4). Seeking multiple offers as an end, not a means
What’s the goal for clients to receive multiple offers? The aim is to capture the best price and terms by encouraging a bidding war. What are the most common means used in real estate to attempt to create a bidding war?
Pricing the property accurately which mean at fair market value or slightly under;
Setting a deadline for the offers. When this tactic works, a bunch of people submit bids and then they wait for their phones to vibrate with the good news that you’ve accepted the offer.
When to set the offer deadline depends mostly on the average days on the market of the surrounding similar properties that are currently for sale or recently sold in the area and/or the sellers need to close the deal quickly for instance when they want to use the proceeds of the sale of their current home to buy another property they’ve already put an offer on.
Here too, if the property is overpriced the chances for you to get multiple offers are slimmer.
5). Not taking yes for an answer: accepting the first offer you will receive
There are 2 situations where sellers could be in a position to accept the first offer, they receive:
The preemptive offer situation: an offer is made before the seller's designated date to hear offers/ offer deadline;
The no deadline offer situation: in this configuration offers will be presented by the real estate agent to the sellers in the order in which they were received.
In the above-mentioned situations, should you rush to accept the first offer you will receive as long as the price is decent, or will you gamble that an even better offer(s) will arrive soon? The most common example to illustrate this scenario is that you receive a cash offer with no contingencies that can close in 15 days. What to do… knowing that cash an offer usually comes at asking price or slightly under? I am of the opinion that you should not necessarily accept the first offer you receive. If the other party is in such a hurry to present their offer and give you only a few hours to say yes or no, that tells me that they know they can be bitten up by the competition. That said, the client decides not the real estate agent.
6). Be aware of the appraisal gap when choosing an offer: the highest offer is not always the best offer
The “appraisal gap,” occurs when the house appraises for less than the purchase price. The buyer typically has to come up with personal funds to bridge the difference. If they do not have these funds they will come back to the sellers and say sorry the property did not appraise at the price we offered we will pay you that price or we have to bail out of the transaction.

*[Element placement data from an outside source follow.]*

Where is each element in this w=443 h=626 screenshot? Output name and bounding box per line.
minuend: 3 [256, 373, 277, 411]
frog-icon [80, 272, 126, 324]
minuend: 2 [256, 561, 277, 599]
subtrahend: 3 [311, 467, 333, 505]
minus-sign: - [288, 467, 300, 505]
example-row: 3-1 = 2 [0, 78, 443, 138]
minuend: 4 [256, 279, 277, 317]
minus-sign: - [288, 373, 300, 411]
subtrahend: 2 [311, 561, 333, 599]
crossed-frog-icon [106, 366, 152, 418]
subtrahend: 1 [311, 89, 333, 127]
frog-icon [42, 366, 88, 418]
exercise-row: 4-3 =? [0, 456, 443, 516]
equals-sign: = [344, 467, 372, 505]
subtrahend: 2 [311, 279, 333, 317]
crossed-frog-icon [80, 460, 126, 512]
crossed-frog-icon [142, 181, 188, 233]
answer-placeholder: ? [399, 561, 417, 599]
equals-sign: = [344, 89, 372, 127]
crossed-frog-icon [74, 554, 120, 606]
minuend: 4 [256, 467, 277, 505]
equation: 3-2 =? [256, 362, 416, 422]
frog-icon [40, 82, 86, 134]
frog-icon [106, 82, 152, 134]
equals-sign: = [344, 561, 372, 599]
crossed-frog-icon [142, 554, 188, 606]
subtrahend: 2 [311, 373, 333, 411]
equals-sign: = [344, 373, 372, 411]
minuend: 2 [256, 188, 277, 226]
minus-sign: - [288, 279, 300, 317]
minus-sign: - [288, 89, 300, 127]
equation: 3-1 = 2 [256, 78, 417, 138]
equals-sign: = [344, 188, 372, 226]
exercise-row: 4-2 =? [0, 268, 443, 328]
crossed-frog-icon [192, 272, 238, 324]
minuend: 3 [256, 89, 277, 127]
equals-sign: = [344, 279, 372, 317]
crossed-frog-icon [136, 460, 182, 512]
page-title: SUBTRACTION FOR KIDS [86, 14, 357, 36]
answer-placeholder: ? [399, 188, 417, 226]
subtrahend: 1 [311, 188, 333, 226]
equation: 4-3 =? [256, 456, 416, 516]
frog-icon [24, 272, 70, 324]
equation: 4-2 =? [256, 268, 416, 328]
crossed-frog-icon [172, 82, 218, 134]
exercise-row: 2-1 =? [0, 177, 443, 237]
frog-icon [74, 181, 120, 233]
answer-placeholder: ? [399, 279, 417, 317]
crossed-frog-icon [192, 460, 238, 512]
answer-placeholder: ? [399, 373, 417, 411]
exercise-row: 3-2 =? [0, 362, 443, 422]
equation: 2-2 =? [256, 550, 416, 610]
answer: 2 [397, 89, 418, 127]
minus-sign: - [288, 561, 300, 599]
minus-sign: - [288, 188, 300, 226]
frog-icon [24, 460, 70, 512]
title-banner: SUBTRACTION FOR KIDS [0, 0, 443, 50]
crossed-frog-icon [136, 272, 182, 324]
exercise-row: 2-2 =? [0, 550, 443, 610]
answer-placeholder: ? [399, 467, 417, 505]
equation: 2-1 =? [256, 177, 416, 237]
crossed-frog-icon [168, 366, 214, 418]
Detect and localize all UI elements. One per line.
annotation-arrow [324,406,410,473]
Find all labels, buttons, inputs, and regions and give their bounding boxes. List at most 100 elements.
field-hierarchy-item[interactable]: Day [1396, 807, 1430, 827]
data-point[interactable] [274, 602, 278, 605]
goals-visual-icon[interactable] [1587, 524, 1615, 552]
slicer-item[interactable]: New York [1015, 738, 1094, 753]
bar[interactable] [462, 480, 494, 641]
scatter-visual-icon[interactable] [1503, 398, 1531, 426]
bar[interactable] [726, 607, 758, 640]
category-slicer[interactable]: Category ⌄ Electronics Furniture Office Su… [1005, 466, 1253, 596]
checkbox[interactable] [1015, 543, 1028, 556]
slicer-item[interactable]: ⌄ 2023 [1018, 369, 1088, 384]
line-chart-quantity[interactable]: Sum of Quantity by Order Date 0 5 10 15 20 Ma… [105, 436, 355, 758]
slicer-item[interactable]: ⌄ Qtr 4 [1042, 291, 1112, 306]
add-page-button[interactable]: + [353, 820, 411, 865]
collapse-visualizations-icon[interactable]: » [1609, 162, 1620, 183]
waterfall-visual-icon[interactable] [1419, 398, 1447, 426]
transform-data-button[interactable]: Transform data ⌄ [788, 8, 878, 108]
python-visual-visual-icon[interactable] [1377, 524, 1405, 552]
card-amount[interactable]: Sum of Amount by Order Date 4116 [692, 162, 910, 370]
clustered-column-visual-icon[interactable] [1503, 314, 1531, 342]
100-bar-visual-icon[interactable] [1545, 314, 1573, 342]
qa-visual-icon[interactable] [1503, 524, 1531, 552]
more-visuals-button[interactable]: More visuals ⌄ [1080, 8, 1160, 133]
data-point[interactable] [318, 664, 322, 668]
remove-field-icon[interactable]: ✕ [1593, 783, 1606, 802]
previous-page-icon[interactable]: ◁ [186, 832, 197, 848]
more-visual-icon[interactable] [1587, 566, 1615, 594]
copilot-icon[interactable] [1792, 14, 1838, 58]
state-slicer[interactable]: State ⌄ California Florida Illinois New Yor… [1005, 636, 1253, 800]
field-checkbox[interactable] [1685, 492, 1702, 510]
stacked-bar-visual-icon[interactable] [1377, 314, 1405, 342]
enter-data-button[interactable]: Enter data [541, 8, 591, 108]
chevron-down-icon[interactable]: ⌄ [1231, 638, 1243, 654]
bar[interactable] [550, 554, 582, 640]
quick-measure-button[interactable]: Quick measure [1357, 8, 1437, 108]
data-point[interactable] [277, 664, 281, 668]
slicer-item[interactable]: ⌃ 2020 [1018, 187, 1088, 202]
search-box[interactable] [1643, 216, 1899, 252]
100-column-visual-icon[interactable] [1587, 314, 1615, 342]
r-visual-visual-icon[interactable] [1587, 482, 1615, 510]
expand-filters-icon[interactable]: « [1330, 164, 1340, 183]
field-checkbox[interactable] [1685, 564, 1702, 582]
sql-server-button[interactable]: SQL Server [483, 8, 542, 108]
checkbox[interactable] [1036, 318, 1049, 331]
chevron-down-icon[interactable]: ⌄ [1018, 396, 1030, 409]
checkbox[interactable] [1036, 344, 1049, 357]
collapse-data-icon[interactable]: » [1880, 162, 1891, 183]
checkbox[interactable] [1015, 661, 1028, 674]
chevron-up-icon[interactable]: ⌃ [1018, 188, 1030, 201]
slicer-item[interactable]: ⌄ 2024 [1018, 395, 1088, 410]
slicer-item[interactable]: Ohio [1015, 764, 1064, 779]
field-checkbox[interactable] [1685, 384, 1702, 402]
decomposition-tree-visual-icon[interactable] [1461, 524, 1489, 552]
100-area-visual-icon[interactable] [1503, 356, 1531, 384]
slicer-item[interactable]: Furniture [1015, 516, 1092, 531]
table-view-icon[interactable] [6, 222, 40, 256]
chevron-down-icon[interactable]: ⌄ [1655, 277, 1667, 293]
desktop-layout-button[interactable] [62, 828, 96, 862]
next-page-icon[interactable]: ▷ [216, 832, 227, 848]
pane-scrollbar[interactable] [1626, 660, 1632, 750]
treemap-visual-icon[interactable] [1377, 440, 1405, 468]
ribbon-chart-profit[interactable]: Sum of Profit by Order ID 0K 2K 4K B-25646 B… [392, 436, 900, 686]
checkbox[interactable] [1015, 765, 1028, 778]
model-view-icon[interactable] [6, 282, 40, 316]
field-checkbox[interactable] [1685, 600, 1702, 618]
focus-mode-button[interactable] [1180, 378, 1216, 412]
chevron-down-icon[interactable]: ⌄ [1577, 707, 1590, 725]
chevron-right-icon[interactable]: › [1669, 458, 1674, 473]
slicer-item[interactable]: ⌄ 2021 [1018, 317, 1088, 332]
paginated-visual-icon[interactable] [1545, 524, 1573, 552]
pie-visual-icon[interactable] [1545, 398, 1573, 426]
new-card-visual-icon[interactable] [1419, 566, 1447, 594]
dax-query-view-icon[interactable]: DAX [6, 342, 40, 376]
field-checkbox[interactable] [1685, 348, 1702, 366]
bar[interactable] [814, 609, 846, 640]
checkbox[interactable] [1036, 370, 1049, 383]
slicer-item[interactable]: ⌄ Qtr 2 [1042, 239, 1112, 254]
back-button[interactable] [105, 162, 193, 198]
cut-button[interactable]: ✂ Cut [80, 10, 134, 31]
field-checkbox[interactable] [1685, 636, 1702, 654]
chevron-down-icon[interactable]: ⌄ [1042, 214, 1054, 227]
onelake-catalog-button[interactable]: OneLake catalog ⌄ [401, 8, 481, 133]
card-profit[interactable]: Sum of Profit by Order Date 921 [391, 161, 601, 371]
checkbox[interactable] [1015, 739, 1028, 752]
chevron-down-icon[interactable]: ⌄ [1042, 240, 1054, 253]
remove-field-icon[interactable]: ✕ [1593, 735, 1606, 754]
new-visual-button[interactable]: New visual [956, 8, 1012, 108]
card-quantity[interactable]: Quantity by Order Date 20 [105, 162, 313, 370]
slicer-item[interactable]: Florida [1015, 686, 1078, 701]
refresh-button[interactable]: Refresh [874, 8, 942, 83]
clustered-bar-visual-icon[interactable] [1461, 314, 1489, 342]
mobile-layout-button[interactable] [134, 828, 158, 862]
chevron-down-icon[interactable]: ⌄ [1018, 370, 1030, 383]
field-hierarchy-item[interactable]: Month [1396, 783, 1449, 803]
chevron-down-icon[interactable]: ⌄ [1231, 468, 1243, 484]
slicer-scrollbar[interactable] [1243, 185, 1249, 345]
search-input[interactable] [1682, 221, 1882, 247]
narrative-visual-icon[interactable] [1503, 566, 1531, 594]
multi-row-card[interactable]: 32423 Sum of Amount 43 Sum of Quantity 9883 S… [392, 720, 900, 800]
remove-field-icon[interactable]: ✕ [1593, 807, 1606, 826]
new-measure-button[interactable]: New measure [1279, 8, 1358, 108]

This is not good but there is worse: When the appraiser sent by the buyers’ lender to value the property comes back under the asking price the buyers ‘loan will usually be reduced to 80% of the appraised value. If the buyers do not have enough personal funds to pay the difference between the loan they were initially granted and the new loan (80% of the appraised value) they have no other choice than to cancel the contract. As an example, X got a $900K loan for a home he /she was willing to pay 1.2 million for. The value attributed to the property by the appraiser is 1 million. Therefore, X new loan will be 80% of 1 million which is $ 800K.
Therefore, before you accept the highest offer make sure your real estate agent does the math for you. If not, you will be back to square one .i.e. your home will go back on the market and the number of days you wasted dealing with an offer that should never have been accepted in the first place will show on the MLS. It is stating the obvious to say that the more days a property sits on the market the less likely you are to get an over-asking price offer.